Journal: Japanese journal of clinical oncology
This paper evaluates whether the overall survival benefit seen with the ARASENS triplet regimen (androgen-deprivation therapy + docetaxel + darolutamide) in metastatic castration‑sensitive prostate cancer is simply additive or truly greater than expected from independent drug effects.
Using a mathematical model of independent drug action and published data from ARASENS (triplet) and ARANOTE (doublet without docetaxel), the authors:
- – Reconstructed individual patient survival data and generated a predicted overall survival (OS) curve for a purely additive effect.
- – Compared this predicted curve with the observed OS from the triplet regimen via Cox modeling.

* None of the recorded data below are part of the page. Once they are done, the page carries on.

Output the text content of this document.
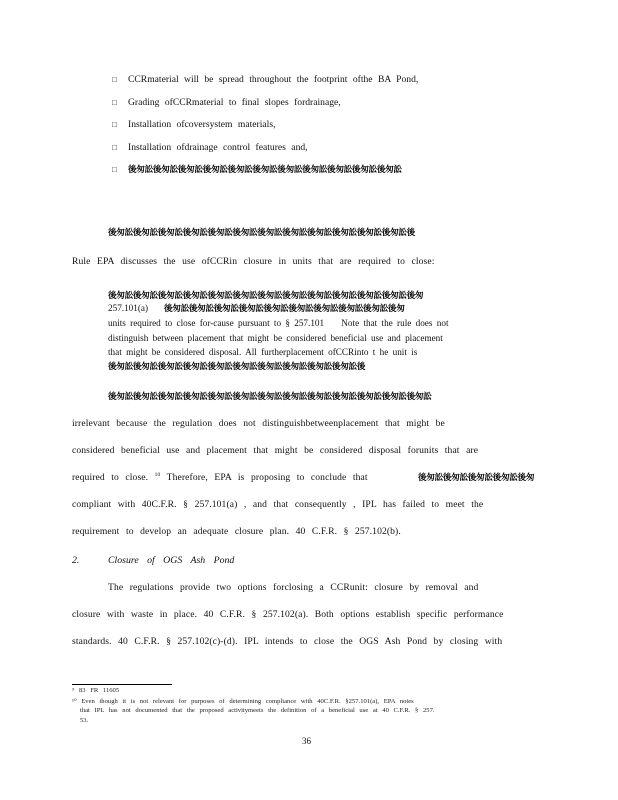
□ CCRmaterial will be spread throughout the footprint ofthe BA Pond,
□ Grading ofCCRmaterial to final slopes fordrainage,
□ Installation ofcoversystem materials,
□ Installation ofdrainage control features and,
□ 後匆訟後匆訟後匆訟後匆訟後匆訟後匆訟後匆訟後匆訟後匆訟後匆訟後匆訟
後匆訟後匆訟後匆訟後匆訟後匆訟後匆訟後匆訟後匆訟後匆訟後匆訟後匆訟後匆訟後
Rule EPA discusses the use ofCCRin closure in units that are required to close:
後匆訟後匆訟後匆訟後匆訟後匆訟後匆訟後匆訟後匆訟後匆訟後匆訟後匆訟後匆訟後匆
257.101(a) 後匆訟後匆訟後匆訟後匆訟後匆訟後匆訟後匆訟後匆訟後匆訟後匆
units required to close for-cause pursuant to § 257.101    Note that the rule does not
distinguish between placement that might be considered beneficial use and placement
that might be considered disposal. All furtherplacement ofCCRinto t he unit is
後匆訟後匆訟後匆訟後匆訟後匆訟後匆訟後匆訟後匆訟後匆訟後匆訟後
後匆訟後匆訟後匆訟後匆訟後匆訟後匆訟後匆訟後匆訟後匆訟後匆訟後匆訟後匆訟後匆訟
irrelevant because the regulation does not distinguishbetweenplacement that might be
considered beneficial use and placement that might be considered disposal forunits that are
required to close. $^{10}$ Therefore, EPA is proposing to conclude that	後匆訟後匆訟後匆訟後匆訟後匆
compliant with 40C.F.R. § 257.101(a) , and that consequently , IPL has failed to meet the
requirement to develop an adequate closure plan. 40 C.F.R. § 257.102(b).
2.	Closure of OGS Ash Pond
The regulations provide two options forclosing a CCRunit: closure by removal and
closure with waste in place. 40 C.F.R. § 257.102(a). Both options establish specific performance
standards. 40 C.F.R. § 257.102(c)-(d). IPL intends to close the OGS Ash Pond by closing with
⁹ 83 FR 11605
¹⁰ Even though it is not relevant for purposes of determining compliance with 40C.F.R. §257.101(a), EPA notes
that IPL has not documented that the proposed activitymeets the definition of a beneficial use at 40 C.F.R. § 257.
53.
36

- – Also analyzed time to initial subsequent anticancer therapy to minimize confounding from post‑protocol treatments.
Key findings:
- – Observed OS with the triplet was statistically better than the model‑predicted OS for an additive effect (HR 0.82, 95% CI 0.68–0.99; P = .047), implying ~18% greater benefit than expected from simple additivity.
- – Time to first subsequent anticancer therapy showed an even larger greater‑than‑additive advantage (HR 0.57, 95% CI 0.44–0.74; P < .001), supporting an early, upfront synergy-like effect.
Clinical implication:
The data support using the triplet regimen upfront in metastatic castration‑sensitive prostate cancer, as its benefit appears to exceed what would be expected from merely adding the individual drug effects together.